Epilepsy and anxiety in children

Epilepsy is one of the most frequent neurological conditions in children, and about 4000 children in Denmark have epilepsy. A diagnosis of epilepsy is frequently accompanied by impaired physical or cognitive function, and almost a third of children and young people with epilepsy develop an anxiety disorder. Living with a chronic condition often means poorer quality of life, and challenges in taking part in social groups and activities with others of the same age. An anxiety disorder makes it even more difficult for children with epilepsy to enjoy life as a child and develop well.

The aim of this project, ‘Get Anxiety under Control – when your child has epilepsy’ is to adapt and pilot test a well-established treatment plan for families. It is currently used successfully with children who have no other condition apart from anxiety. The programme was developed at the Centre for Anxiety at the University of Copenhagen.

“We want to try out this well established treatment plan with children who have epilepsy and anxiety.

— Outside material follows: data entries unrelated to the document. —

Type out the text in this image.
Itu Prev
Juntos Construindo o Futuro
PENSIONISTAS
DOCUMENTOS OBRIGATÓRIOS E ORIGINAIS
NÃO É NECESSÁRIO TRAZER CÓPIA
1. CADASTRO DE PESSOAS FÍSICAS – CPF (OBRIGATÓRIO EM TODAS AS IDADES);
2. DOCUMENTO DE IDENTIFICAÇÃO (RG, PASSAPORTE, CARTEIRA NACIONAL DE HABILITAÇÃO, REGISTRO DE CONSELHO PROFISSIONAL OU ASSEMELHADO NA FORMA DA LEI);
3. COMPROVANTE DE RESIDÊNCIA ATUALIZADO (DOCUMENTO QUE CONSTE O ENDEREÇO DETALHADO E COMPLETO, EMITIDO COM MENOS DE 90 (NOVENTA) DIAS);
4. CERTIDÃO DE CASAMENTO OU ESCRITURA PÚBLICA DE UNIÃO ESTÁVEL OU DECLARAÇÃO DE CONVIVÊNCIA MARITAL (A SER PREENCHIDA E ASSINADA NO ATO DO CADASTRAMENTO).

Of course, we will adapt it to the special needs that arise when a child with anxiety also has epilepsy and a functional impairment,” explains Anne Vagner Jacobsen, Post Doc researcher at Filadelfia Research at the Filadelfia Epilepsy Hospital.

The course of treatment will be tested on 32 families with children aged 6 to 15 who have epilepsy and anxiety. When the project is completed, a decision will be made about whether to add the family programme as a regular element of treatment at the Filadelfia Epilepsy Hospital.

“The support of the Vissing Foundation is important for this project, because it means that more families can take part in the anxiety treatment programme, and during the project we can regularly measure the effect and adapt the programme. This means that when the project ends, we will immediately have a treatment programme that can be implemented at the clinic,” explains Anne Vagner Jakobsen.